Lydie Meheus: The EBCP is the European beating cancer plan for your information. And this is really what the European decision makers are putting there. And we are very worried about this because we think there is a lack of data and they're just going to push through, and we don't know how to kind of fight against that. Happy to hear suggestions for that.

Kevin Knopf: Yeah, you need a group of rational scientifically thinking people to look at that honestly. What happens in the US is every patient gets next generation sequencing, and they find a target and they try a drug. And when you actually read the evidence about how well that drug works, a lot of the time, no. Sometimes the targets are really important, and you can get really great results but in America it's done almost ubiquitously. Patients are asking for it. The drugs that are used are very expensive, usually  15 to 20,000$, a month. And the results are not always staggering and there's a lot of momentum to do next generation sequencing on every patient, and you know there's a lot of questions. Is the genomic profile of the cancer at the time you do the sequencing the same as it is after they've had 2 or 3 lines of chemotherapy.  You know it's different even in one part of a tumour versus another, and there's a lot of you know, buzzwords, precision medicine, and AI and decision inference analysis that's behind that. And so I think that train has left the station. I'm not sure how to apply rationality to that. To me the economics are the way to apply rationality because somebody has to pay for these experiments, and I'm hoping that there will be a way to do that, particularly in Europe, where you will have single-party payer systems. I don't know how the people in the budgetary deal with when they see these rising costs. Do they say, what outcomes are we getting for this? That’s I think where to go, but another way to deal with it maybe, might be just to really analyse the data and write papers and try and get it out there to people, even in the newspapers that this is you know, chasing a pipe dream rather than actually helping patients. Next generation sequence is both good and bad but there's a lot of hype behind it, and in America every cancer centre has a precision medical Institute with a large building and there's definitely a lot of hope, as we say oncologists are optimistic. They're very optimistic about the utility of next generation sequencing for their patients. I'd love to learn more about that.

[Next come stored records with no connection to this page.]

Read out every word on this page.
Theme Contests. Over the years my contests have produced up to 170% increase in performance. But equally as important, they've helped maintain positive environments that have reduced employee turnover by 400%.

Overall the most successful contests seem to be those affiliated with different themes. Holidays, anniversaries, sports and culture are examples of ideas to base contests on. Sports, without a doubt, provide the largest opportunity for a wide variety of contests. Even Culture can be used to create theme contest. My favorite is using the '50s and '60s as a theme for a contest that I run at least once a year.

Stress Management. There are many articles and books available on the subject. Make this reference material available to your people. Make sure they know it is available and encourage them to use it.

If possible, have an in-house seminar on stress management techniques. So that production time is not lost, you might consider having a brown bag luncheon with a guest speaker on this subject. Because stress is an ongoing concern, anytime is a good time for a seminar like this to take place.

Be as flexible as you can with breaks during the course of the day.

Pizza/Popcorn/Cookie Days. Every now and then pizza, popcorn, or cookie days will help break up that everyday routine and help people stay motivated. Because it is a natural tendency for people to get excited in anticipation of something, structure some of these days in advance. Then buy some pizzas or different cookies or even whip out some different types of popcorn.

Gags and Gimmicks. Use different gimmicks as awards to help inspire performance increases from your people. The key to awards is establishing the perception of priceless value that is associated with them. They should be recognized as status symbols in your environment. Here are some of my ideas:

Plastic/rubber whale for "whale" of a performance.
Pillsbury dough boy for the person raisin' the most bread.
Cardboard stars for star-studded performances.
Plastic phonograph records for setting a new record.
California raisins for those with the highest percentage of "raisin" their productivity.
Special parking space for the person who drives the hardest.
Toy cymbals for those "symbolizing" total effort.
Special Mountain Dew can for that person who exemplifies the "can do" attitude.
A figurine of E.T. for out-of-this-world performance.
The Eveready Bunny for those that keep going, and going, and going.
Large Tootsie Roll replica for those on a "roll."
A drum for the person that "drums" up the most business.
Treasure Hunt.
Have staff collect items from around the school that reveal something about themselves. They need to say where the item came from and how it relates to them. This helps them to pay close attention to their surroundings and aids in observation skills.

Lydie Meheus: And just for your information, EORC, the European organization for research on cancer, they are pushing hard for the de-escalation, for checkpoint inhibitors and they have set up trial on that topic so maybe that's an organization that's very much interested in this.

Kevin Knopf: They could easily do the weight-based dose thing, and then they could start looking at a lower does per kilogram and save a lot of toxicity and a lot of expense.